UPDATE: January 18, 2019 – According to two individuals that are familiar with Andrew Psomas’ fall from a tower on Jan. 10 that took his life, the three-man tower crew he was assigned to was performing tiger team warranty work for AT&T on the 190-foot self-supporting tower.
Psomas was reportedly at the 150-foot level when he fell. It is not known whether he was tied off or if there was a harness or safety climb failure. Psomas’ harness and the structure is being investigated by OSHA.
Upon arrival at the site the crew reportedly did not contact Crown Castle’s NOC. Crown Castle did not return a request for information from Wireless Estimator regarding the fatality.
No information is being provided by Psomas’ employer or others as to whether the crew, which had one green hand, took measures to identify hazards associated with a night climb. Sunset in Pennington County was at about 4:40 p.m. The accident occurred about four hours later.
Psomas’ mother and step-father are expected to fly home from South Dakota tomorrow after making service arrangements for their son.
January 15, 2019 – South Dakota authorities have informed Wireless Estimator that a 23-year-old tower technician fell to his death from a cell tower on Thurs., Jan. 10, 2019 and was pronounced dead at the scene.
A Pennington County Sheriff’s spokesperson said that the deceased worker was Andrew Michael Psomas.

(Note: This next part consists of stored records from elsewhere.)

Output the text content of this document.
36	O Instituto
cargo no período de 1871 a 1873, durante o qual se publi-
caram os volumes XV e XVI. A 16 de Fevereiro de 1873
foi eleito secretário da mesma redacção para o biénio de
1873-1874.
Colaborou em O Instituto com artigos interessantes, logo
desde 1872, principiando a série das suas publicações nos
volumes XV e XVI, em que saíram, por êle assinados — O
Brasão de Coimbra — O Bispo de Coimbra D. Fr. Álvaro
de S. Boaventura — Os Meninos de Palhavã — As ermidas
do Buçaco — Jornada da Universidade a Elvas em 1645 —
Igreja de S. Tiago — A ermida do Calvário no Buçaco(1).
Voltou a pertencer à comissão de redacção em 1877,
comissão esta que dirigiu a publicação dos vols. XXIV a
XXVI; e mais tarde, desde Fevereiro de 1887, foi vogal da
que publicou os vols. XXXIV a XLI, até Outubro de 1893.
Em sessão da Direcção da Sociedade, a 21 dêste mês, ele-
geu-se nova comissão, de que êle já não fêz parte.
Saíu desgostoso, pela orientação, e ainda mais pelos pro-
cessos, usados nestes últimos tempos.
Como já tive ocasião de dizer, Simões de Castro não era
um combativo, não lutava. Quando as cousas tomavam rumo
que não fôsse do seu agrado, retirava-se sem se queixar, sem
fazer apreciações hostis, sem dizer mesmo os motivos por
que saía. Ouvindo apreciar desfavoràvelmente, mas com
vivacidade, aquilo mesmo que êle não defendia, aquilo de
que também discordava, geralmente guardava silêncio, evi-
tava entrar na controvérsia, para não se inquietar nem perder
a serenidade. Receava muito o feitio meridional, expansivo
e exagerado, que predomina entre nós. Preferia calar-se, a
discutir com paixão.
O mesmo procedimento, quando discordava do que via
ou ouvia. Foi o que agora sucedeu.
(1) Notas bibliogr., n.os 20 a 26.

They did not have readily available his home address.
Psomas, who made his first climb on Jan. 19, 2018, according to his Facebook page, was employed by True North Tower of Sauk Rapids, MN when the accident happened.
According to authorities, a call for emergency assistance came in at 8:44 p.m. It is unknown at what height Psomas was at on the 190-foot Crown Castle self-supporting tower when he fell. Temperatures at 9:00 p.m. hovered around 39 degrees F.
The structure is located on 154th Ave. near Caputa, a small rural community of 173 residents.
“ We are deeply saddened by this tragic event and our thoughts are with Andrew’s family, friends and co-workers as we work through this difficult time,” a spokesperson from True North Tower said.
“At this very early stage of the investigation, we have no further details other than what has been reported by local authorities. We are in the process of working with local agencies, including OSHA, to conduct a thorough investigation of the circumstances surrounding this event. This is a very difficult time for all involved and we ask that you respect the privacy of those involved to preserve dignity,” he said.
According to friends of Psomas, he was not married.
Psomas was the first tower technician to die in 2019 in a work-related accident.
Wireless Estimator will provide additional details as they become known.